By Nick Cooney
December 11, 2012
Regardless of your political affiliation, there’s a lot to learn from the 2012 presidential election – a lot to learn about effective vegan advocacy.
No, neither candidate uttered the word “vegan,” or even addressed the issue of factory farming on the campaign trail. But, as the Los Angeles Times and New York Times reported in the weeks following the election, the political game has shifted permanently as a result of the Obama campaign’s successful use of data analysis and social psychology to win over swing voters in battleground states.
Here’s what it looked like on the ground. First, a team of 50 “data nerds” spent months compiling more than 80 pieces of information about individual voters in swing states – everything from age to household income to voting history to magazines they subscribe to. Using that data, a mathematical model was created to predict how likely any individual voter was to vote for Obama. Special efforts were then made to target hundreds of thousands of voters who, according to the model, were on the fence but who could be persuaded to vote for Obama.
Meanwhile, a team of behavioral scientists was advising the campaign’s get-out-the-vote department on the finer points of persuasion. Canvassers used subtle tactics such as getting likely Democratic voters to sign a written commitment to vote or informing them that most of their neighbors vote – tactics that increased people’s likelihood of showing up at the polls on election day. The rest, as they say, is history. Swing state after swing state, as well as the general election, went to Obama.
Just what does this mean for the future of veg advocacy? We can ignore these results – or, we can steal a page from the Obama campaign’s playbook and begin making data-driven decisions in our veg advocacy work. To be more specific, we can look to data to figure out who we should focus our veg advocacy efforts on, and how we can best reach them.

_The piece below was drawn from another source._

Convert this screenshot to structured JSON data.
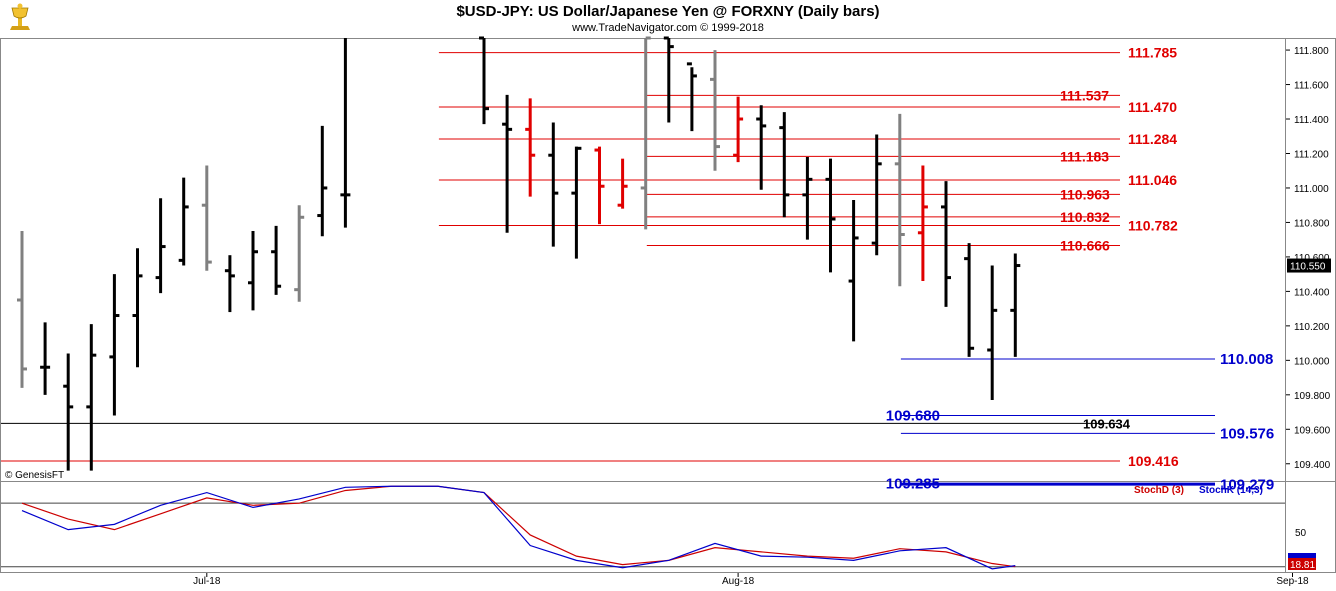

With only limited time and money, it makes sense to target our veg advocacy towards those we are most likely to persuade. For example, because young people are more likely to go vegetarian than other age groups, it makes sense to target them. Vegan Outreach focuses most of their leafleting outreach on college campuses for that very reason. Passing out 1,000 leaflets on a college campus is likely to create far more vegetarians and meat-reducers than passing out the same number of leaflets on a city street.
Another benefit of focusing on young people is that when they go vegetarian, they really go vegetarian. A 2009 study from Europe – but likely applicable to the United States – revealed that young people who go vegetarian are much more likely to follow an actual vegetarian diet, free of chicken and fish, than older individuals who say they have become vegetarian.
Similarly, women are more likely to go vegetarian than men. In the United States and Europe, both female vegetarians and female meat-reducers outnumber their male counterparts by a ration of 2:1. Some recent testing by The Humane League found that online vegetarian advertisements shown only to women were about three times more effective than ads shown to men and women equally. Therefore, it makes sense to focus our veg advocacy on women (especially young women) as much as possible.
Apart from age and gender, there are, no doubt, other demographic groups who are more likely to go vegetarian. Art students, fans of punk and indie music, Mac users, and people with tattoos are a few examples. The more we target our veg outreach efforts towards those groups, the more animals we will save.
How do we become more effective in persuading individuals to make a change? Thankfully, the very research the Obama campaign relied on is available for anyone to read. Change Of Heart, available in the Farm Sanctuary store, discusses that research and how animal advocates can apply it to their work. Classics in the field of persuasion science, such as Robert Cialdini’s Influence, may also be of interest.
Even beyond the specifics of how and why, perhaps the most basic lessons veg advocates can take from the presidential election is that it pays to understand our audience. It pays big time. And understanding our audience does not mean making assumptions about what will motivate them. It doesn’t mean guessing which groups are most likely to care. Understanding our audience means looking at the data and then making data-based decisions. If it can shift the tide in a multibillion dollar election campaign, then it can certainly shift the tide towards a more compassionate world as well.